Organizada em meia dúzia de secções onde se destacam
as fotografias de rua, autorretratos, formalismo e cor, a exposição tem registado um merecido sucesso público desde a reabertura. Para surpresa de todos, o livro de John Maloof esgotou no CCC (mas aviso que há cerca de uma dezena de livros publicados sobre Vivian Maier, além do documentário “Finding Vivian Maier”, nomeado para cerca de 30 prémios, ganhando alguns, mas falhando por um triz o Óscar). Perturbante para qualquer observador é a obsessão da artista em se autorretratar nas mais variadas situações urbanas. Espelhos e outros refletores públicos, montras de lojas, portas envidraçadas, silhuetas e sombras próprias, etc. são outros tantos pretextos para premir o botão e afirmar a sua identidade (que escondia de todos, mesmo das famílias para quem trabalhava). Maier não se limitava a fotografar o que via à sua frente; queria também registar a retaguarda, aquilo que estava atrás de si, e qualquer superfície refletora permitia-lhe fazer isso. Um dos achados desta exposição é um conjunto de fotografias dos traseiros de transeuntes (com a vantagem de assim não ter de enfrentar o olhar surpreendido e interrogador, às vezes furioso, do fotografado). Note-se que a Rolleiflex permite ao fotógrafo olhar para baixo, ao nível da cintura, evitando o confronto direto, olhos nos olhos, com quem fotografava. Os pobres e desafortunados mereciam-lhe profunda empatia, e respondiam com aceitação e confiança; os ricos e emproados, atingidos na sua privacidade, reagiam mal, circunstância logo aproveitada por Maier. Uma geração antes, Lisette Model fizera o mesmo, em Nova Iorque tal como na Promenade des Anglais, em Nice. “Sou uma espécie de espiã”, a Big Sister que observava tudo, dissera Vivian a um dos seus patrões.
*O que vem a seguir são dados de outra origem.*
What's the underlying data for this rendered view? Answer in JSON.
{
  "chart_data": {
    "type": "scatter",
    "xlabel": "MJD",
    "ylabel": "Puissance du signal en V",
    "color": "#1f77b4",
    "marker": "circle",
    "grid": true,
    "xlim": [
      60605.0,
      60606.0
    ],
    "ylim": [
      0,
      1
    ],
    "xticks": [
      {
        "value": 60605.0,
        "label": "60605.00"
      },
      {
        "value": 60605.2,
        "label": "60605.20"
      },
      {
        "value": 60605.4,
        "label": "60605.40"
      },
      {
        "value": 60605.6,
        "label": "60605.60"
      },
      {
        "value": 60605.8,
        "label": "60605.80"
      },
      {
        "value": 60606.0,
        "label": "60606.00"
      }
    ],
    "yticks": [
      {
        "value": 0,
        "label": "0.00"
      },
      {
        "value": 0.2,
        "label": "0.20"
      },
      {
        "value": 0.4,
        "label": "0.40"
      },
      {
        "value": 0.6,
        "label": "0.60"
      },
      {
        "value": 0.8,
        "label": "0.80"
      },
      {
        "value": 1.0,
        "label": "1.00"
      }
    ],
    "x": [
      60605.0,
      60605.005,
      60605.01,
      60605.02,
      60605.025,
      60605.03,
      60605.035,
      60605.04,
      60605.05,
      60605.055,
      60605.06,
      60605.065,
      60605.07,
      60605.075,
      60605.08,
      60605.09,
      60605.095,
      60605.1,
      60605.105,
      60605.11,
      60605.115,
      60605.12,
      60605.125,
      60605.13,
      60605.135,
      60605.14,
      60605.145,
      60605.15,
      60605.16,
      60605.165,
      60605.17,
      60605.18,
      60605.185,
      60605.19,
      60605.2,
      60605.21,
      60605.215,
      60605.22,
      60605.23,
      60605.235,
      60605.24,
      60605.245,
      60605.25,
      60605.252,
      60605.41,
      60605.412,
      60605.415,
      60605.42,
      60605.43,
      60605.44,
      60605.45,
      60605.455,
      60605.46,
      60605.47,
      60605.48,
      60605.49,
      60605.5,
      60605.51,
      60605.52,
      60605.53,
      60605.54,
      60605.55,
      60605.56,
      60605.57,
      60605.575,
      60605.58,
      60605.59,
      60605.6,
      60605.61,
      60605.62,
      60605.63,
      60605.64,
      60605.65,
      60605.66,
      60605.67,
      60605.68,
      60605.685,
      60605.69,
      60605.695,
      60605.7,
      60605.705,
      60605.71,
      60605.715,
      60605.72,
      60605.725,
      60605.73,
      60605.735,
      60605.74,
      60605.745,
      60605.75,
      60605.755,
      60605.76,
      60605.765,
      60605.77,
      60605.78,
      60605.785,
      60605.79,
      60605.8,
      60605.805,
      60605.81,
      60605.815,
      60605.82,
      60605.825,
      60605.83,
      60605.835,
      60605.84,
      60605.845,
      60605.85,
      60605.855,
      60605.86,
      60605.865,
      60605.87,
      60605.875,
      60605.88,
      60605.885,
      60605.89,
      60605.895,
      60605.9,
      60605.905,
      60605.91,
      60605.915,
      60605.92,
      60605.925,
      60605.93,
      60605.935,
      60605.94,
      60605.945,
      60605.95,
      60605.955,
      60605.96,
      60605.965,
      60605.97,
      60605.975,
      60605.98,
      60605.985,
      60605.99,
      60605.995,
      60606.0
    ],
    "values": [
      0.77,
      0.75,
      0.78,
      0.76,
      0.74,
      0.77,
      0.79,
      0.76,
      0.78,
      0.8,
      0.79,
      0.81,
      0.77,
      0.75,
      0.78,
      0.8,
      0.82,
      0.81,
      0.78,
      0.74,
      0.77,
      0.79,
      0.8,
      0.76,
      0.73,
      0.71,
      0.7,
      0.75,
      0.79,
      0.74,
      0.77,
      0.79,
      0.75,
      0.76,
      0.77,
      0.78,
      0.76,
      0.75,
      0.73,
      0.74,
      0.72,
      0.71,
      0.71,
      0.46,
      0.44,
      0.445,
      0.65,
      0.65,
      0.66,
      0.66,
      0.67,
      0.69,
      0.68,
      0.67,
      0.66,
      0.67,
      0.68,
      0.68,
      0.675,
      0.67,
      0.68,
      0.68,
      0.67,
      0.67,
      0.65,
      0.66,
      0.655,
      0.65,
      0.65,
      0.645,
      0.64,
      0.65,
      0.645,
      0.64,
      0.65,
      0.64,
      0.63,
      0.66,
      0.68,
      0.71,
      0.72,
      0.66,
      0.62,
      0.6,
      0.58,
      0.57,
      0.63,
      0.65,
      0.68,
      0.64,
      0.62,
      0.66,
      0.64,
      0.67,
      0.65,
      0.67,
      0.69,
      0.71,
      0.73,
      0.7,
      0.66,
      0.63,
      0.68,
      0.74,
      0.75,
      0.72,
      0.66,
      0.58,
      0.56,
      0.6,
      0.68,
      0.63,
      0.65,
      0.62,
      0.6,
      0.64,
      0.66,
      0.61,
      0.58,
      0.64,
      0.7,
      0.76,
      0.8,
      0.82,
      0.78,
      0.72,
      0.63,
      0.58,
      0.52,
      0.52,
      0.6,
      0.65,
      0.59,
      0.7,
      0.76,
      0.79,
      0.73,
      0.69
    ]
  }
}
O estilo é reconhecível, mas a versatilidade é
surpreendente. A exposição talvez sobrevalorize o retrato (em ampliações exageradas), mas fica a lembrança de uma soberba vista aérea de Manhattan dominada pela beleza ereta do Chrysler Building, e da meia dúzia de abstrações, a começar por um amontoado de caixotes (que apontam para o seu perfil de colecionadora de inutilidades) e a terminar com as geometrias de arames entrelaçados ou das diagonais marcadas numa parede após demolição da casa adjacente. No princípio dos anos 1970, Maier adquiriu uma Leica e começou a fotografar a cor. Fê-lo com desembaraço. A cor é usada como elemento dinâmico, capaz de imprimir ainda maior ritmo — e inquietude — à imagem.
Leitora ávida de jornais e revistas, conhecia certamente
o trabalho de muitos colegas. Hoje sabemos que Vivian Maier tinha consciência de que era uma fotógrafa talentosa — o que torna ainda mais intrigante a sua recusa em partilhar com outrem a sua obra. Tal como a ciência não divulgada ou publicada não existe, também a arte escondida definha e morre. John Szarkowski, fotógrafo e diretor de fotografia do Museu de Arte Moderna (MoMA) de Nova Iorque, organizou em 1978 uma exposição, “Mirrors and Windows”, em que se interrogava se a fotografia seria um espelho que refletia o retrato do artista ou uma janela aberta à descoberta do mundo. Na câmara de Vivian Maier, era ambas as coisas. A ama de Chicago vivia para fotografar e fotografava para viver! Como explicara a uma das suas crianças, “os pobres são demasiado pobres para morrer”. Talvez pensasse, como Florbela Espanca no poema “Cantigas leva-as o vento...” (1920), que as imagens são como as palavras ou as lembranças dos beijos de um amante longínquo — uma espécie de “perfume perdido,/ Nas folhas dum livro triste”. Doze anos após a sua morte, o mundo continua à procura das fotografias de Vivian Meier. Creio que era esta a sua ambição: a mulher escondeu-se e apagou-se, mas as suas memórias continuam vivas nas imagens que nos legou.